Key Role of Diabatic Processes in Regulating Warm Water Volume Variability over ENSO Events

The equatorial Pacific warm water volume (WWV), defined as the volume of water warmer than 20 degrees C near the equator, is a keyy predictor for El Nino-Southern Oscillation (ENSO), and yet much about the individual processes that influence it remains unknown. In this study, we conduct idealized ENSO simulations forced with symmetric El Nino- and La Nina-associated atmospheric anomalies as well as a historical 1979-2016 hindcast simulation. We use the water mass transformation framework to examine the individual contributions of diabatic and adiabatic processes to changes in WWV. We find that in both sets of simulations, El Nino's discharge and La Nina's recharge periods are initiated by diabatic fluxes of volume across the 20 degrees C isotherm associated with changes in surface forcing and vertical mixing. Changes in adiabatic horizontal volume transport above 20 degrees C between the equator and subtropical latitudes dominate at a later stage. While surface forcing and vertical mixing deplete WWV during El Nino, surface forcing during La Nina drives a large increase partially compensated for by a decrease driven by vertical mixing.

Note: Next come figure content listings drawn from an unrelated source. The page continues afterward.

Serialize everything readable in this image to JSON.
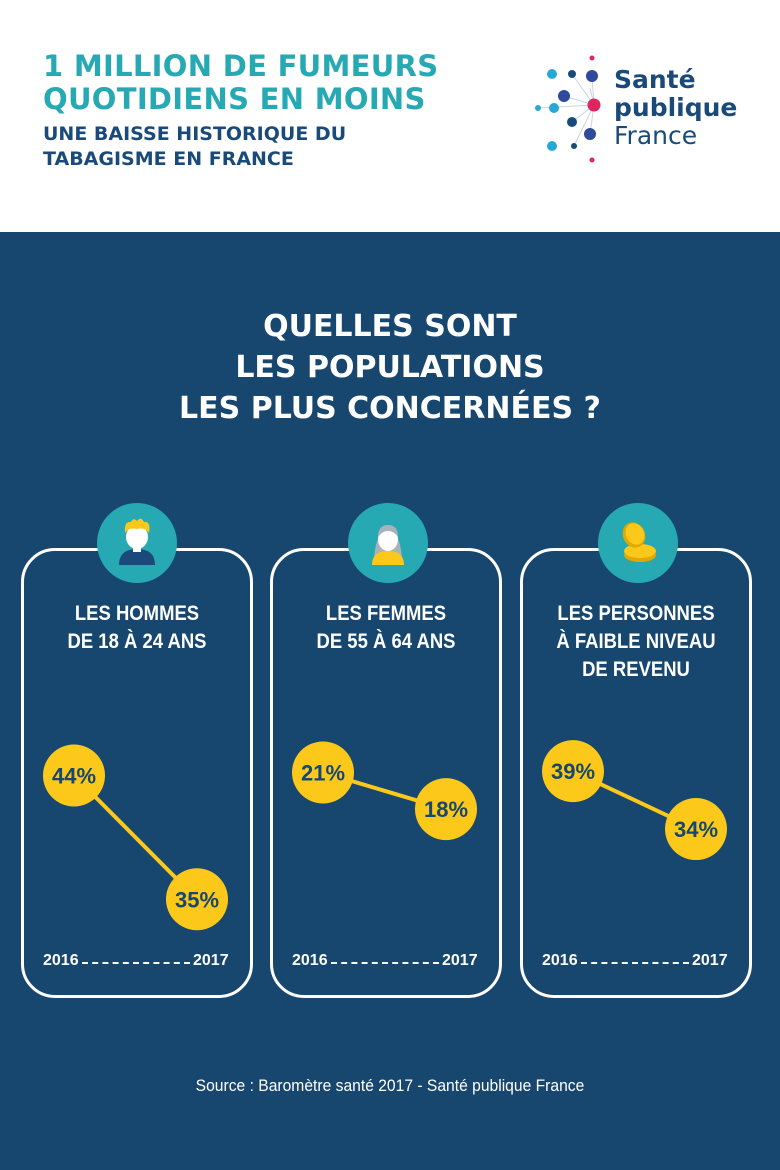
{
  "header": {
    "title_line1": "1 MILLION DE FUMEURS",
    "title_line2": "QUOTIDIENS EN MOINS",
    "subtitle_line1": "UNE BAISSE HISTORIQUE DU",
    "subtitle_line2": "TABAGISME EN FRANCE"
  },
  "logo": {
    "line1": "Santé",
    "line2": "publique",
    "line3": "France"
  },
  "question": {
    "line1": "QUELLES SONT",
    "line2": "LES POPULATIONS",
    "line3": "LES PLUS CONCERNÉES ?"
  },
  "colors": {
    "accent_teal": "#27a9b3",
    "navy": "#17466f",
    "yellow": "#fcc91b",
    "logo_red": "#e0245e",
    "logo_blue": "#1a4a7a"
  },
  "chart_data": [
    {
      "type": "line",
      "icon": "young-man-icon",
      "title_lines": [
        "LES HOMMES",
        "DE 18 À 24 ANS"
      ],
      "x": [
        "2016",
        "2017"
      ],
      "values": [
        44,
        35
      ],
      "labels": [
        "44%",
        "35%"
      ],
      "ylim": [
        30,
        46
      ]
    },
    {
      "type": "line",
      "icon": "woman-icon",
      "title_lines": [
        "LES FEMMES",
        "DE 55 À 64 ANS"
      ],
      "x": [
        "2016",
        "2017"
      ],
      "values": [
        21,
        18
      ],
      "labels": [
        "21%",
        "18%"
      ],
      "ylim": [
        5,
        23
      ]
    },
    {
      "type": "line",
      "icon": "coins-icon",
      "title_lines": [
        "LES PERSONNES",
        "À FAIBLE NIVEAU",
        "DE REVENU"
      ],
      "x": [
        "2016",
        "2017"
      ],
      "values": [
        39,
        34
      ],
      "labels": [
        "39%",
        "34%"
      ],
      "ylim": [
        22,
        41
      ]
    }
  ],
  "source": "Source : Baromètre santé 2017 - Santé publique France"
}
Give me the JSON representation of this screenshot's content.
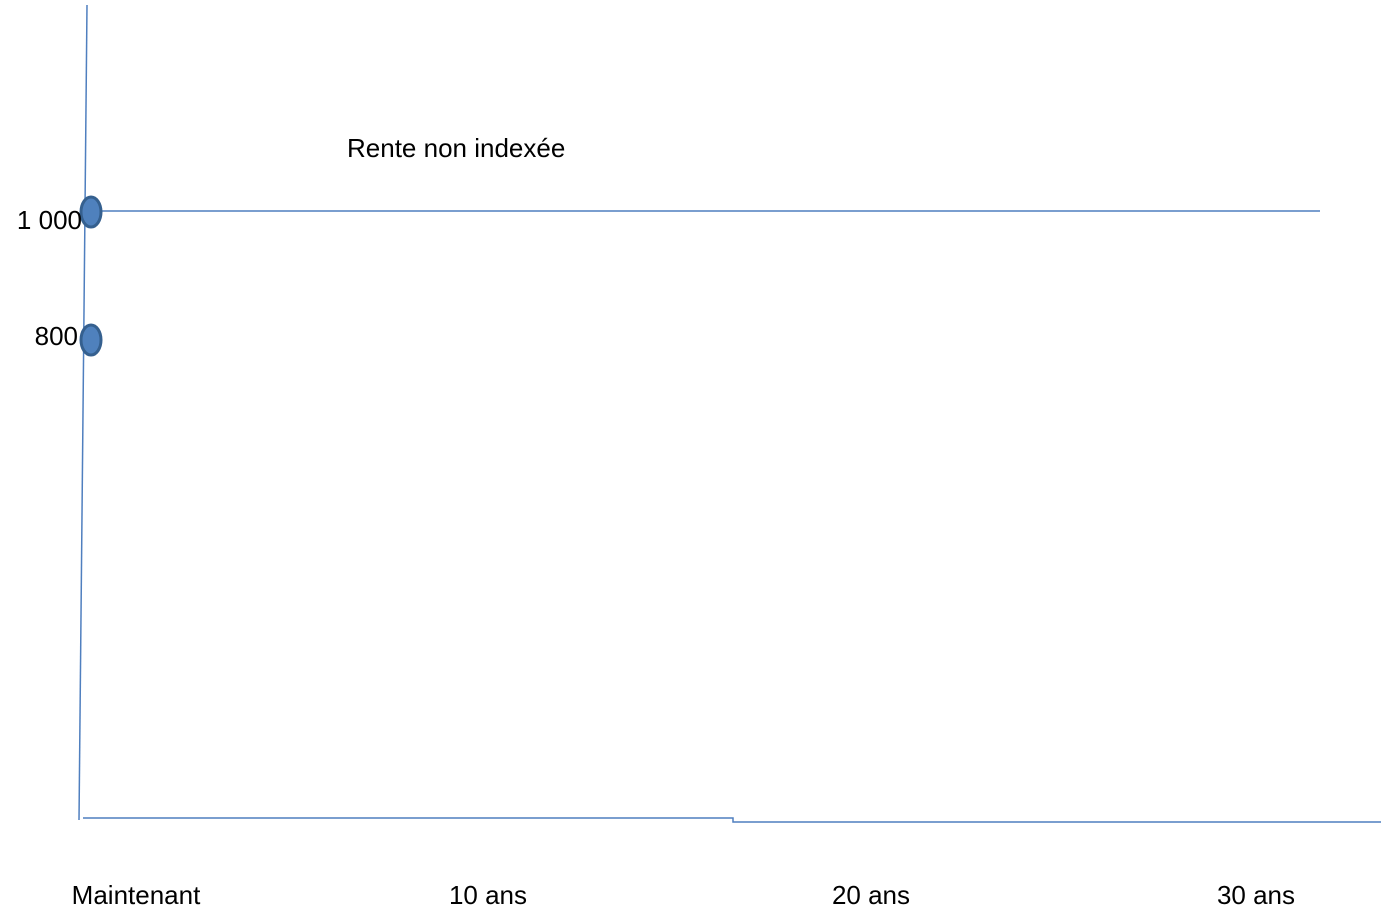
{
  "annotation": "Rente non indexée",
  "y_labels": [
    "1 000",
    "800"
  ],
  "x_labels": [
    "Maintenant",
    "10 ans",
    "20 ans",
    "30 ans"
  ]
}
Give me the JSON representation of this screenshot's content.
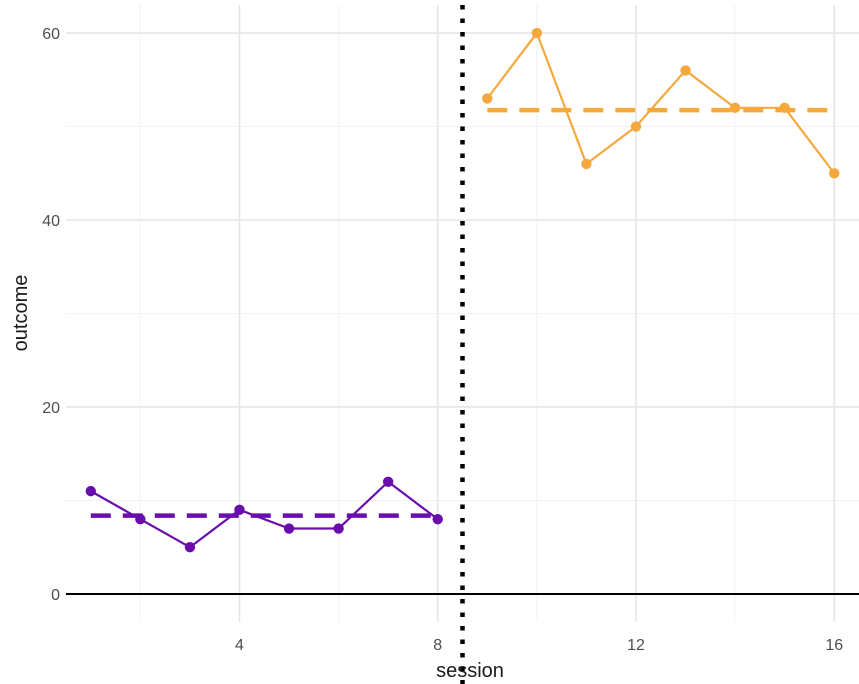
{
  "chart_data": {
    "type": "line",
    "title": "",
    "xlabel": "session",
    "ylabel": "outcome",
    "xlim": [
      0.5,
      16.5
    ],
    "ylim": [
      -3,
      63
    ],
    "x_ticks": [
      4,
      8,
      12,
      16
    ],
    "y_ticks": [
      0,
      20,
      40,
      60
    ],
    "x_minor_ticks": [
      2,
      6,
      10,
      14
    ],
    "y_minor_ticks": [
      10,
      30,
      50
    ],
    "grid": true,
    "phase_change_x": 8.5,
    "series": [
      {
        "color": "#6a0dad",
        "x": [
          1,
          2,
          3,
          4,
          5,
          6,
          7,
          8
        ],
        "y": [
          11,
          8,
          5,
          9,
          7,
          7,
          12,
          8
        ],
        "mean": 8.375
      },
      {
        "color": "#f5a93d",
        "x": [
          9,
          10,
          11,
          12,
          13,
          14,
          15,
          16
        ],
        "y": [
          53,
          60,
          46,
          50,
          56,
          52,
          52,
          45
        ],
        "mean": 51.75
      }
    ]
  }
}
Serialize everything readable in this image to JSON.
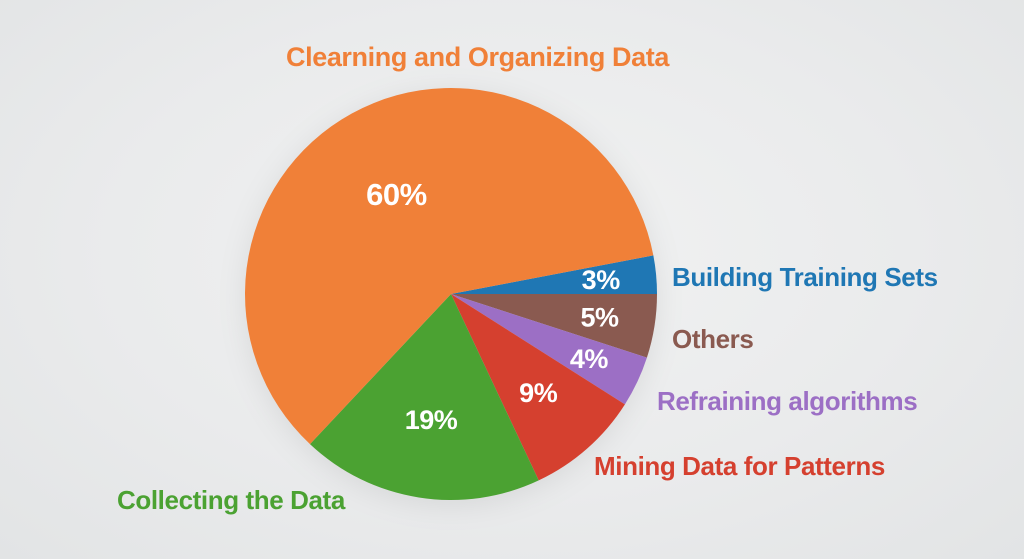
{
  "chart_data": {
    "type": "pie",
    "title": "Clearning and Organizing Data",
    "units": "percent",
    "start_angle_deg": 10.8,
    "direction": "clockwise",
    "label_layout": "around",
    "legend": "none",
    "value_label_color": "#FFFFFF",
    "background_color": "#EAEBEC",
    "slices": [
      {
        "label": "Building Training Sets",
        "value": 3,
        "pct_label": "3%",
        "color": "#1F77B4",
        "label_r": 0.73
      },
      {
        "label": "Others",
        "value": 5,
        "pct_label": "5%",
        "color": "#8A5A50",
        "label_r": 0.73
      },
      {
        "label": "Refraining algorithms",
        "value": 4,
        "pct_label": "4%",
        "color": "#9C6FC5",
        "label_r": 0.74
      },
      {
        "label": "Mining Data for Patterns",
        "value": 9,
        "pct_label": "9%",
        "color": "#D5402F",
        "label_r": 0.64
      },
      {
        "label": "Collecting the Data",
        "value": 19,
        "pct_label": "19%",
        "color": "#4BA232",
        "label_r": 0.62
      },
      {
        "label": "Clearning and Organizing Data",
        "value": 60,
        "pct_label": "60%",
        "color": "#F08038",
        "label_r": 0.55
      }
    ]
  }
}
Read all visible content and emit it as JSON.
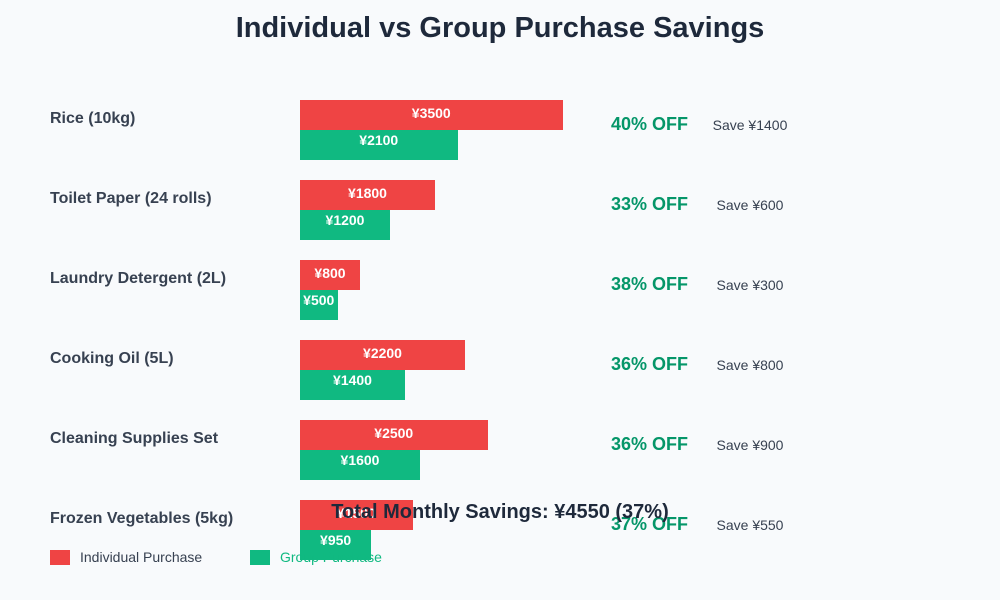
{
  "title": "Individual vs Group Purchase Savings",
  "colors": {
    "individual": "#ef4444",
    "group": "#10b981",
    "discount": "#059669"
  },
  "items": [
    {
      "name": "Rice (10kg)",
      "individual": 3500,
      "group": 2100,
      "individual_label": "¥3500",
      "group_label": "¥2100",
      "discount_label": "40% OFF",
      "save_label": "Save ¥1400"
    },
    {
      "name": "Toilet Paper (24 rolls)",
      "individual": 1800,
      "group": 1200,
      "individual_label": "¥1800",
      "group_label": "¥1200",
      "discount_label": "33% OFF",
      "save_label": "Save ¥600"
    },
    {
      "name": "Laundry Detergent (2L)",
      "individual": 800,
      "group": 500,
      "individual_label": "¥800",
      "group_label": "¥500",
      "discount_label": "38% OFF",
      "save_label": "Save ¥300"
    },
    {
      "name": "Cooking Oil (5L)",
      "individual": 2200,
      "group": 1400,
      "individual_label": "¥2200",
      "group_label": "¥1400",
      "discount_label": "36% OFF",
      "save_label": "Save ¥800"
    },
    {
      "name": "Cleaning Supplies Set",
      "individual": 2500,
      "group": 1600,
      "individual_label": "¥2500",
      "group_label": "¥1600",
      "discount_label": "36% OFF",
      "save_label": "Save ¥900"
    },
    {
      "name": "Frozen Vegetables (5kg)",
      "individual": 1500,
      "group": 950,
      "individual_label": "¥1500",
      "group_label": "¥950",
      "discount_label": "37% OFF",
      "save_label": "Save ¥550"
    }
  ],
  "total_label": "Total Monthly Savings: ¥4550 (37%)",
  "legend": [
    {
      "label": "Individual Purchase",
      "color": "#ef4444"
    },
    {
      "label": "Group Purchase",
      "color": "#10b981"
    }
  ],
  "chart_data": {
    "type": "bar",
    "orientation": "horizontal",
    "title": "Individual vs Group Purchase Savings",
    "categories": [
      "Rice (10kg)",
      "Toilet Paper (24 rolls)",
      "Laundry Detergent (2L)",
      "Cooking Oil (5L)",
      "Cleaning Supplies Set",
      "Frozen Vegetables (5kg)"
    ],
    "series": [
      {
        "name": "Individual Purchase",
        "values": [
          3500,
          1800,
          800,
          2200,
          2500,
          1500
        ]
      },
      {
        "name": "Group Purchase",
        "values": [
          2100,
          1200,
          500,
          1400,
          1600,
          950
        ]
      }
    ],
    "annotations": {
      "discount": [
        "40% OFF",
        "33% OFF",
        "38% OFF",
        "36% OFF",
        "36% OFF",
        "37% OFF"
      ],
      "savings": [
        1400,
        600,
        300,
        800,
        900,
        550
      ]
    },
    "total_savings": 4550,
    "total_percent": 37,
    "xlabel": "",
    "ylabel": "",
    "grid": false,
    "legend_position": "bottom-left"
  }
}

On average, the ratio of diabatic to adiabatic contributions to changes in WWV during El Nino is about 40% to 60%; during La Nina this ratio changes to 75% to 25%. The increased importance of the diabatic processes during La Nina, especially the surface heat fluxes, is linked to the shoaling of the 20 degrees C isotherm in the eastern equatorial Pacific and is a major source of asymmetry between the two ENSO phases, even in the idealized simulations where the wind forcing and adiabatic fluxes are symmetric.